Abstract: This paper examines the impact of housing wealth on fertility decisions by exploiting housing wealth variation supplied by the recent housing boom in China.  Using data from the CFPS 2010–2016, we find that for a 100,000 yuan increase in lagged home values, the likelihood that home-owning women give a birth falls by 5.8%. We also show that an increase housing wealth leads to a reduction in total fertility rate and that the fertility decisions of women who have higher household income, more education, no siblings, and live in urban areas are more responsive to housing wealth growth. We further investigate the underlying mechanisms and the results are consistent with our hypotheses about the living cost effect and old-age security effect of house price increase. These findings have important policy implication given the low fertility rate in China.

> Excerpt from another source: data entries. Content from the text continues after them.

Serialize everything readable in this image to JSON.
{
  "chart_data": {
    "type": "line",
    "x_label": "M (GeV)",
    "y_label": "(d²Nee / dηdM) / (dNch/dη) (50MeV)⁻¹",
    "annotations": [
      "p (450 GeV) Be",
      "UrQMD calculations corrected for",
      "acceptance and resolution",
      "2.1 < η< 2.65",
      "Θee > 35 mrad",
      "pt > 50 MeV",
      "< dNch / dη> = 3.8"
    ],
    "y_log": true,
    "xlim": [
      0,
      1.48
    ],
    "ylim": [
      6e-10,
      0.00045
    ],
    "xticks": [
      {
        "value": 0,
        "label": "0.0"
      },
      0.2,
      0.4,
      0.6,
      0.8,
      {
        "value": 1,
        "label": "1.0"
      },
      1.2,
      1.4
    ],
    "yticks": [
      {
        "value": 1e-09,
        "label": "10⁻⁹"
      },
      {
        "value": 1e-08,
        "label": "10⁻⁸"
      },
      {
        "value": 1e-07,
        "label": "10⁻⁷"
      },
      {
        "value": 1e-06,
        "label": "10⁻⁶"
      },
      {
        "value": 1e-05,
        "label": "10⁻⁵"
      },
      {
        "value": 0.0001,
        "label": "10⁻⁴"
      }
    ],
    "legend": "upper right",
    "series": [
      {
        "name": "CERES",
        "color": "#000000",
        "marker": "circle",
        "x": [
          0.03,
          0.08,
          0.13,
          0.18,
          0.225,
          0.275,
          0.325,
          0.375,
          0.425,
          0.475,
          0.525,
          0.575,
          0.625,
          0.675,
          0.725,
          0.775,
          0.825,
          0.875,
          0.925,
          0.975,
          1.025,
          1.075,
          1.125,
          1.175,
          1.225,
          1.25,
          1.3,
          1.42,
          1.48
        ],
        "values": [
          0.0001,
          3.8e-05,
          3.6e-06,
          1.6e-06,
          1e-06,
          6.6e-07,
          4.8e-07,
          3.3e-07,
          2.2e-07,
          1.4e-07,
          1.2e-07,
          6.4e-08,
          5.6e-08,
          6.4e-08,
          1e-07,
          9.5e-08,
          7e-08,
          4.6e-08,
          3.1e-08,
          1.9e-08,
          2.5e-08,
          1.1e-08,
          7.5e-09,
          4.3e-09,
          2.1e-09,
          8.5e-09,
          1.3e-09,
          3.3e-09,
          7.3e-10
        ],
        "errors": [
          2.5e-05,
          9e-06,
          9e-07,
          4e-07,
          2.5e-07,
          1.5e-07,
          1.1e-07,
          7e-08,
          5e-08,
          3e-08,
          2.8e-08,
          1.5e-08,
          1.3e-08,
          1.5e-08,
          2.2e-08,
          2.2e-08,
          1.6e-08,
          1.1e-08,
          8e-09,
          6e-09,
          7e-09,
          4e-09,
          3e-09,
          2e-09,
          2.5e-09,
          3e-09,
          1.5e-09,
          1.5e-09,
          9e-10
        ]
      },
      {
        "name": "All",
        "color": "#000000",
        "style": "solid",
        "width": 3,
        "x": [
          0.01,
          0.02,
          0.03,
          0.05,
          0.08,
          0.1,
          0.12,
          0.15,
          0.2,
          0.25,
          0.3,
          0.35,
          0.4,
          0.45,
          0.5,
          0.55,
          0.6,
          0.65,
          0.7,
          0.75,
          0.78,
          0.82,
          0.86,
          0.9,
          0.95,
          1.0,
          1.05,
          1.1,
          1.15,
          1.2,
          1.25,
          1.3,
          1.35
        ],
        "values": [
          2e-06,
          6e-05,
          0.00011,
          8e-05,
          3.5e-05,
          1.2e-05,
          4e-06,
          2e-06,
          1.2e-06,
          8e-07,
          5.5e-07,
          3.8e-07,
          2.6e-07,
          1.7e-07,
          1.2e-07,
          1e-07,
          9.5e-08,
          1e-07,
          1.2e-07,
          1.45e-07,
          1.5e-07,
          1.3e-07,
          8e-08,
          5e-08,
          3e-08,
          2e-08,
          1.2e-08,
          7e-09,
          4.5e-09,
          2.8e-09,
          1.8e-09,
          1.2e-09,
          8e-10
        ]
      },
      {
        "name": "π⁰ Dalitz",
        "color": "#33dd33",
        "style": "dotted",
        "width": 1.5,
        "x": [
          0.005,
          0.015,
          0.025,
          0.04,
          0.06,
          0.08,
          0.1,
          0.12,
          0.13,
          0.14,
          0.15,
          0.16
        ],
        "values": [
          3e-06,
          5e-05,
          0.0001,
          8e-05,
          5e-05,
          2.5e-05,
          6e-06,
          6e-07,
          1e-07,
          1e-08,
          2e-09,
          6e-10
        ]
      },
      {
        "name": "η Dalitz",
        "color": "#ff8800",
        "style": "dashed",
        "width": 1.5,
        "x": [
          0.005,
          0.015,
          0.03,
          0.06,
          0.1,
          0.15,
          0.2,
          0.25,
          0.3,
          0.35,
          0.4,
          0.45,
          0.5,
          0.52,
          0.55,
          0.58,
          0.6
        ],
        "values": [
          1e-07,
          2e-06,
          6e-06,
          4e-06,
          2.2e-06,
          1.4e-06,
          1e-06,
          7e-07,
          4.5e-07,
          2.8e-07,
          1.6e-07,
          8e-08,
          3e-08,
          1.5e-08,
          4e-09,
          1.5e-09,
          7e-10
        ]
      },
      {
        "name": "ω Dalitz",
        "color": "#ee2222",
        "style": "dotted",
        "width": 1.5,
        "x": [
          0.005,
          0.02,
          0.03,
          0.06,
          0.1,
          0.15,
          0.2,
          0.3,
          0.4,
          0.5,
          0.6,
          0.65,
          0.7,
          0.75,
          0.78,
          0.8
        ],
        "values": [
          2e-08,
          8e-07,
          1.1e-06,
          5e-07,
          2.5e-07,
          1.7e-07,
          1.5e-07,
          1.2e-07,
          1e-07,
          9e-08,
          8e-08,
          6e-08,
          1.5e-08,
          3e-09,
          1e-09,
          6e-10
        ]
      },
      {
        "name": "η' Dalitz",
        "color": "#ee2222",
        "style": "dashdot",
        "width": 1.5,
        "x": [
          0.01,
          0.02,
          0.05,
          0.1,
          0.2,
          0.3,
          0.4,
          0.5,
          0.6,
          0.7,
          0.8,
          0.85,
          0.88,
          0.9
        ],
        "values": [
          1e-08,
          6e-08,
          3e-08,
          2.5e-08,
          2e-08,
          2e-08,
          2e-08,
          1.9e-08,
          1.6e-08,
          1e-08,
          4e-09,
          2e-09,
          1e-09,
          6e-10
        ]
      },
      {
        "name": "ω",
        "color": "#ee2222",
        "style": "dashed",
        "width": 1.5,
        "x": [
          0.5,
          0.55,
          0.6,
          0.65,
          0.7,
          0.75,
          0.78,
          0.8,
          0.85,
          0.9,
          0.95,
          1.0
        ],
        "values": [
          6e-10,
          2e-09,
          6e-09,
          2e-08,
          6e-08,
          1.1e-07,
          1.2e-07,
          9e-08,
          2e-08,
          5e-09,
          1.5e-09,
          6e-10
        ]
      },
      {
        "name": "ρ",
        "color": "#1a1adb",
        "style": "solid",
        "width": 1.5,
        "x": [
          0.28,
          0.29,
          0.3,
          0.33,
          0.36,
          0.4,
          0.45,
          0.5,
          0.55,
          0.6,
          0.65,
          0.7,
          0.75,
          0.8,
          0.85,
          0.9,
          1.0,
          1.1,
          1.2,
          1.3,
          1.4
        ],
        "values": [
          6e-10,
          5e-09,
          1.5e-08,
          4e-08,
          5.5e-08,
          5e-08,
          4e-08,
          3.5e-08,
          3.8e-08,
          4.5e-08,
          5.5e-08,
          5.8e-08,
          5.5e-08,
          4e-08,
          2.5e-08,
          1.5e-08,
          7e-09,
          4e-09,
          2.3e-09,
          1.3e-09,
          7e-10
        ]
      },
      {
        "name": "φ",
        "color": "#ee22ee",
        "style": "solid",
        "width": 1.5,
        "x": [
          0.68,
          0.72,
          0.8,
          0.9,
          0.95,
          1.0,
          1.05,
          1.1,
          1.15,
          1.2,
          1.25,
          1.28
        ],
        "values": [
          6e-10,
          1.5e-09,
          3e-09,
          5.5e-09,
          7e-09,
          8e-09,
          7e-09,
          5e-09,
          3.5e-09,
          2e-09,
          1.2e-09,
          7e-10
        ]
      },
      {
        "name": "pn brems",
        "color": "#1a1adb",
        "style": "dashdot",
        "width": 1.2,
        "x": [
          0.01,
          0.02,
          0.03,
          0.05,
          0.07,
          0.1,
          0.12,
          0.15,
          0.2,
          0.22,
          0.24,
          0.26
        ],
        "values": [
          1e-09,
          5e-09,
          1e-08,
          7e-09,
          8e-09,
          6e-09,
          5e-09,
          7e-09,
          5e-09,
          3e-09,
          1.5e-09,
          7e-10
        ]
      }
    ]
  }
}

Liu HongLiu Hong graduated from the State University of New York at Stony Brook in 2007 with a Ph.D. in Economics. Since 2007, she has been engaged in research and teaching at the China University of Economics and Management, Central University of Finance and Economics. She is currently a Distinguished Professor and Doctoral Supervisor of Longma Scholar. Her main research areas include health economics, labor economics and development economics. She published many English papers in international academic journals such as Journal of Economic Behavior and Organization, Journal of Comparative Economics, Journal of Population Economics, Health Economics; published Chinese in Economic Research, Economics Quarterly, and World Economy; 2 national self-finance fund projects and 2 vertical projects of the Ministry of Education. In 2012, she was selected as the New Century Excellent Talent Support Program of the Ministry of Education.